Knastgüter: Drogen und ZigarettenBild: DW

Unter den "Russen" werden Drogen und andere begehrte Knastgüter wie Zigaretten und Kaffee nach dem System "Obschtschak" ("Allgemeinheit", hier auch: "Gemeinschafts-" oder "Diebeskasse") verteilt. Jedes Mitglied der Subkultur gibt einen Teil seines Besitzes ab, der dann abhängig vom Status des Einzelnen wieder unter allen geteilt wird. Bedingung für die Annehmlichkeiten sind die totale Verweigerung gegen den Staat und die Unterwerfung unter die Gesetze der Subkultur.

Staatsfeindschaft ist Ehrensache

Manfred Otto, Leiter im Jugendknast von Bremen, sieht die bedingungslose Solidarität als sowjetische Tradition. "Wer sich da gegen die Obrigkeit gewehrt hat, war ein Held. Der Staat war der Tyrann, nie ein Helfer. In der Bruderschaft der Räuber zu sein ist für die kriminellen Jungs Ehrensache." Doch dazu zu gehören hat einen Preis.

Die Freigänger werden verpflichtet, Drogen zu besorgen. Wenn einer seine Schulden nicht begleichen kann, haftet die Familie draußen. Abweichlern drohen grausame Strafen bis hin zur Vergewaltigung. Schwache und in Ungnade Gefallene bilden die Unterschicht der Szene. "Ich habe es erlebt, wie Gefangene vor ihren Chefs tanzen und singen mussten," so Hans-Joachim Gries. Das dient der Belustigung der Bosse, der Demütigung der Opfer, aber auch als Geräuschkulisse für geheime Absprachen.

Karrieresprungbrett für Kriminelle

Manfred Otto beobachtet, dass die Vernetzung der "Russen", die einsitzen, mit ihren Komplizen draußen eher zu- als abnimmt.
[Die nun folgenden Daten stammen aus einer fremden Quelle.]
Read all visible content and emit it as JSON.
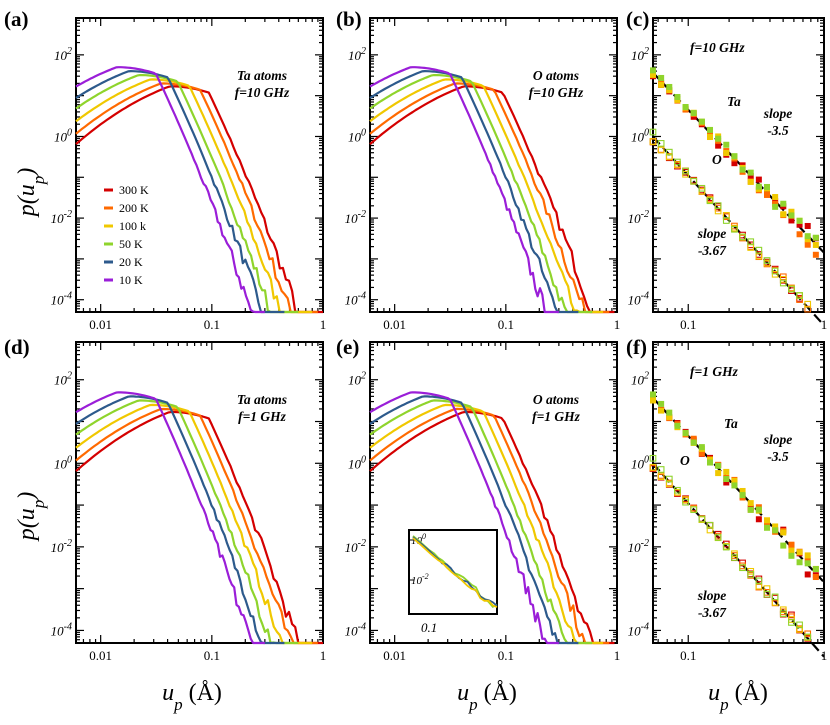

Der Alltag im geöffneten Vollzug trage eher zu einer Verfestigung der mafiaähnlichen Strukturen bei als zu deren Zerschlagung. "Dadurch werden nicht nur Behandlungs- bzw. Förderungsansätze innerhalb des Justizvollzuges gefährdet." Anstatt Kriminelle wieder in die Gesellschaft einzugliedern, gerieten die Gefängnisse eher zu "Durchlauferhitzern für die kriminelle Karriere".
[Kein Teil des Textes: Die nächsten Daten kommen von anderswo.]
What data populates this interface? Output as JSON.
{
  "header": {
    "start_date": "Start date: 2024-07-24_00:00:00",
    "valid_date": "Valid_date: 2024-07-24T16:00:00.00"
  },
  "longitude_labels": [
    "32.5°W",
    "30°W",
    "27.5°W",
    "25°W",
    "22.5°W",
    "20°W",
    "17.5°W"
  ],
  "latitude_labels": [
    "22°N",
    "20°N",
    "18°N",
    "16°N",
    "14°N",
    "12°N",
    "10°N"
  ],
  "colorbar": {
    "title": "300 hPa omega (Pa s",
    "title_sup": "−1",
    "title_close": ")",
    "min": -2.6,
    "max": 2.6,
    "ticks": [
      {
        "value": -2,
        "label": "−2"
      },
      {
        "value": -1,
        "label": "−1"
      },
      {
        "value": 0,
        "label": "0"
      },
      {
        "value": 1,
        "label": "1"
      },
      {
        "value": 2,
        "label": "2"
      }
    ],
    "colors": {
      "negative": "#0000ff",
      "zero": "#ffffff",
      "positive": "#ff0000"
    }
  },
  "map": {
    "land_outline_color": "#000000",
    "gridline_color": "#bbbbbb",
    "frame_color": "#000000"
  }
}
Hans-Joachim Gries versucht in seinem Knast die Anführer der Subkultur auszusondern und in Einzelhaft zu sperren, Aussteigewillige zu unterstützen. Doch es dauert nie lange, bis der nächste Boss hoch kommt. Die Aussicht versetzt die Schwachen in Angst – und macht die Beamten ratlos. In ein paar Jahren sind sie das Problem zwar los. Aber sie geben es nur weiter – an die Kollegen vom Erwachsenenvollzug.